有識者会議16名のうち皇室典範の改正などで恒久制度化すべきと発言したのは元朝日新聞皇室担当記者でジャーナリストの岩井克己さん、大石眞・京都大学教授ら4名だけだった。
専門家へのヒアリングでは、「将来(の天皇)にわたって退位を認めるのは結論を得るのに時間を有する」(石原信雄元内閣官房副長官)など、「皇室典範改正に時間がかかるから特例法で行う」との意見もあった。
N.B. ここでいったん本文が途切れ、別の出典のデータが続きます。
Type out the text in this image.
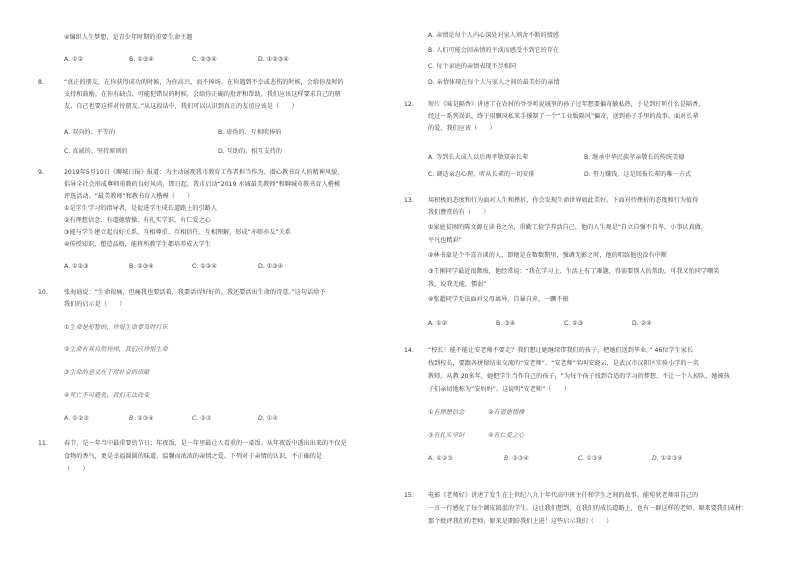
④编织人生梦想，是青少年时期的重要生命主题
A. ①②	B. ①③④	C. ②③④	D. ①②③④
8.	“真正的朋友，在你获得成功的时候，为你高兴，而不捧场。在你遇到不幸或悲伤的时候，会给你及时的
支持和鼓励。在你有缺点、可能犯错误的时候，会给你正确的批评和帮助。我们应该这样要求自己的朋
友，自己也要这样对待朋友。”从这段话中，我们可以认识到真正的友谊应该是（　　）
A. 双向的、平等的	B. 虚伪的、互相吹捧的
C. 真诚的、坚持原则的	D. 互助的、相互支持的
9.	2019年5月10日《聊城日报》报道：为主动展现我市教育工作者担当作为、潜心教书育人的精神风貌，
倡导全社会形成尊师重教的良好风尚，即日起，我市启动“2019 水城最美教师”和聊城市教书育人楷模
评选活动。“最美教师”和教书育人楷模（　　）
①是学生学习的指导者，是促进学生成长道路上的引路人
②有理想信念、有道德情操、有扎实学识、有仁爱之心
③能与学生建立起良好关系，互相尊重、互相信任、互相理解，形成“亦师亦友”关系
④传授知识，塑造品格，能将所教学生都培养成大学生
A. ①②③	B. ②③④	C. ①②④	D. ①③④
10.	张海迪说：“生命很痛，但痛我也要活着，我要活得好好的。我还要活出生命的诗意。”这句话给予
我们的启示是（　　）
①生命是短暂的，珍惜生命要及时行乐
②生命有其自然规律，我们应珍惜生命
③生命的意义在于对社会的贡献
④死亡不可避免，我们无法改变
A. ①②③	B. ②③④	C. ②③	D. ①④
11.	春节，是一年当中最重要的节日；年夜饭，是一年里最让人看重的一桌饭。从年夜饭中透出出来的不仅是
食物的香气，更是幸福圆圆的味道，温馨而浓浓的亲情之爱。下列对于亲情的认识，不正确的是
（　　）
A. 亲情是每个人内心深处对家人割舍不断的情感
B. 人们可能会因亲情的平淡而感受不到它的存在
C. 每个家庭的亲情表现不尽相同
D. 亲情体现在每个人与家人之间的最美好的亲情
12. 短片《味是隔香》讲述了在农村的爷爷听说城里的孙子过年想要偏奇敏私热，于是到打听什么是隔香，
经过一系列误识，终于用飘风私来手撑制了一个“工业版隔风”偏奇，送到孙子手里的故事。面对长辈
的爱，我们应该（　　）
A. 等到长大成人以后再孝敬双亲长辈	B. 继承中华民族孝亲敬长的传统美德
C. 调适亲忍心理，听从长辈的一切安排	D. 努力赚钱，这是回报长辈的唯一方式
13. 用积极的态度和行为面对人生和挫折，你会发现生命世界如此美好。下面对待挫折的态度和行为值得
我们赞赏的有（　　）
①家庭贫困的陈文源在读书之余，重勤工俭学养活自己，他的人生观是“自立自强不自卑，小事认真做，
平凡也精彩”
②林书豪是个不喜言谈的人，即便是在数数期里，强调无影之时，他的唱练他也没有中断
③王刚同学最近很颓废，他经常说：“我在学习上、生活上有了难题，得需要别人的帮助，可我又怕同学嘲笑
我，说我无能，懦弱”
④张超同学无法面对父母离异，自暴自弃，一蹶不振
A. ①②	B. ③④	C. ①③	D. ②④
14. “校长！能不能让安老师不要走？我们想让她继续带我们的孩子，把她们送到毕业。” 46位学生家长
找到校长，要跟各拼留结束交流的“安老师”。“安老师”名叫安晓云，是武汉市汉阳区实验小学的一名
教师。从教 20多年，她把学生当作自己的孩子，“为每个孩子找到合适的学习的梦想，不让一个人掉队，她被孩
子们亲切地称为“安妈妈”。这说明“安老师”（　　）
①有理想信念	②有道德情操
③有扎实学识	④有仁爱之心
A. ①②③	B. ②③④	C. ①③④	D. ①②③④
15. 电影《老师好》讲述了发生在上世纪八九十年代高中班主任和学生之间的故事。能宛狄老师用自己的
一言一行感化了每个调皮捣蛋的学生。这让我们想到，在我们的成长道路上，也有一群这样的老师，原来要我们成材：
那个批评我们的老师，原来是期盼我们上进！这些启示我们（　　）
たしかに陛下の年齢を考えると、特例扱いで一刻も早く制度化すべきという意見も一理ある。
だからといって、陛下の意向を無視したやり方であっていいはずはない。世論調査でも7割の国民が皇室典範の改正に賛成している。岩井さんが批判する。
「譲位を望むのは陛下の“わがまま”ではありません。国民や将来の皇室のことも考えたうえで、制度そのものを変えるべきという責任感から出た意見です。それなのに特例法でやるというのは、一時の抜け道をつくる安易なやり方です」
注意すべきは、この問題には「政治的思惑」が見え隠れする点だ。なぜ、国民と陛下が望む恒久的な制度改革に政府は消極的なのか。岩井さんは、「女性天皇」という難問が浮上するのを避けるためだと主張する。
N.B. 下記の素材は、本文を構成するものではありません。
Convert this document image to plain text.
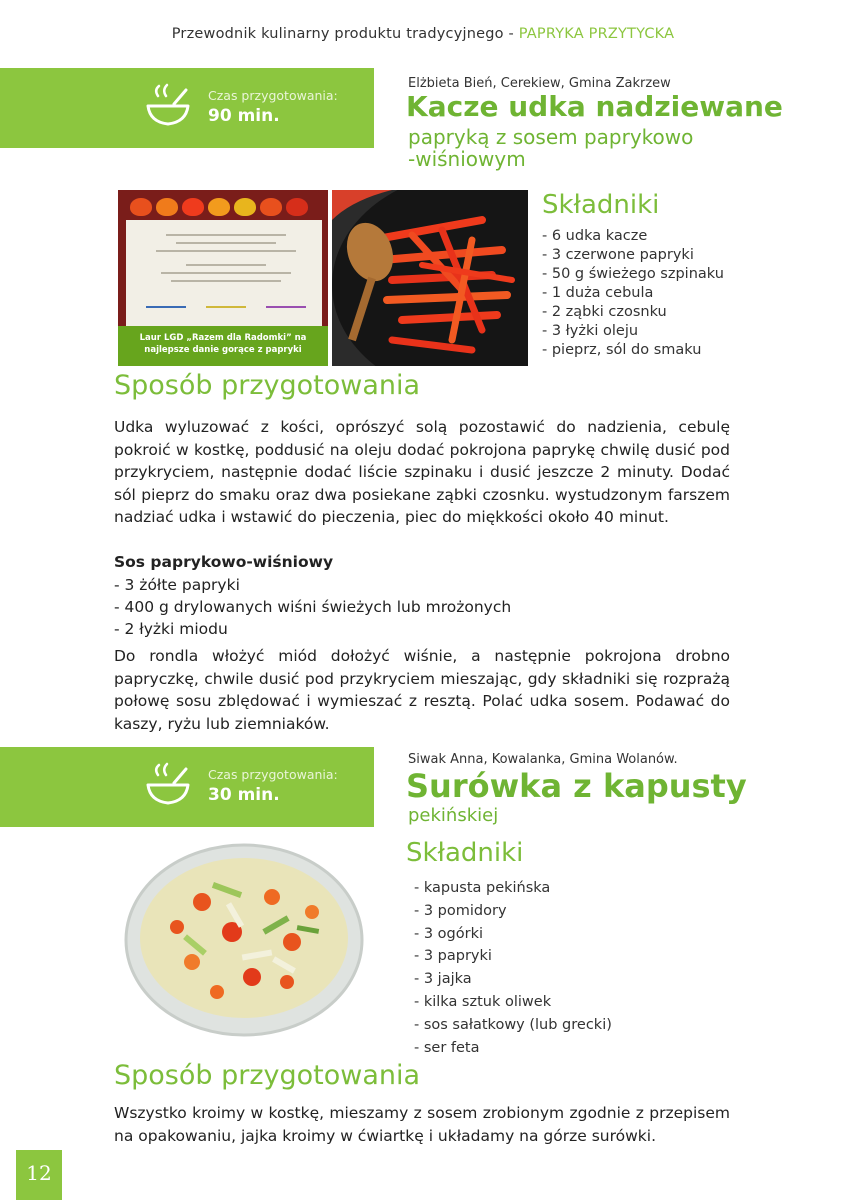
Przewodnik kulinarny produktu tradycyjnego - PAPRYKA PRZYTYCKA
Czas przygotowania:
90 min.
Elżbieta Bień, Cerekiew, Gmina Zakrzew
Kacze udka nadziewane
papryką z sosem paprykowo
-wiśniowym
Laur LGD „Razem dla Radomki” na
najlepsze danie gorące z papryki
Składniki
- 6 udka kacze
- 3 czerwone papryki
- 50 g świeżego szpinaku
- 1 duża cebula
- 2 ząbki czosnku
- 3 łyżki oleju
- pieprz, sól do smaku
Sposób przygotowania
Udka wyluzować z kości, oprószyć solą pozostawić do nadzienia, cebulę pokroić w kostkę, poddusić na oleju dodać pokrojona paprykę chwilę dusić pod przykryciem, następnie dodać liście szpinaku i dusić jeszcze 2 minuty. Dodać sól pieprz do smaku oraz dwa posiekane ząbki czosnku. wystudzonym farszem nadziać udka i wstawić do pieczenia, piec do miękkości około 40 minut.
Sos paprykowo-wiśniowy
- 3 żółte papryki
- 400 g drylowanych wiśni świeżych lub mrożonych
- 2 łyżki miodu
Do rondla włożyć miód dołożyć wiśnie, a następnie pokrojona drobno papryczkę, chwile dusić pod przykryciem mieszając, gdy składniki się rozprażą połowę sosu zblędować i wymieszać z resztą. Polać udka sosem. Podawać do kaszy, ryżu lub ziemniaków.
Czas przygotowania:
30 min.
Siwak Anna, Kowalanka, Gmina Wolanów.
Surówka z kapusty
pekińskiej
Składniki
- kapusta pekińska
- 3 pomidory
- 3 ogórki
- 3 papryki
- 3 jajka
- kilka sztuk oliwek
- sos sałatkowy (lub grecki)
- ser feta
Sposób przygotowania
Wszystko kroimy w kostkę, mieszamy z sosem zrobionym zgodnie z przepisem na opakowaniu, jajka kroimy w ćwiartkę i układamy na górze surówki.
12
「根本的な問題は、次の次の世代の皇位継承者が悠仁さましかいないことです。これまでも小泉内閣で女性天皇や女系天皇、野田内閣では女性宮家創設が議論されましたが、安倍内閣で棚上げにされました。もし、天皇の譲位問題で皇室典範を改正する動きになれば、棚上げにされた女性天皇や女性宮家創設を求める声が再浮上する可能性もある。これに反対して、一貫した男系の血筋を守るために敗戦で皇室を離脱した旧皇族系男子の復帰を主張する安倍首相や支持者の保守層には受け入れがたい。だから有識者会議には特例法を前提に制度改革を最小限にする方向で話を進めてもらいたいんでしょう」
女性天皇が争点になれば、国論を二分する騒動になる。それを避けるため、政府は陛下のご意向を無視して、譲位問題を一時しのぎの特例法で処理しようとしているという見立てである。
しかし、皇室典範を改正せず、特例法で一代限りの譲位を認めても、皇室制度には依然として大きな課題が残る。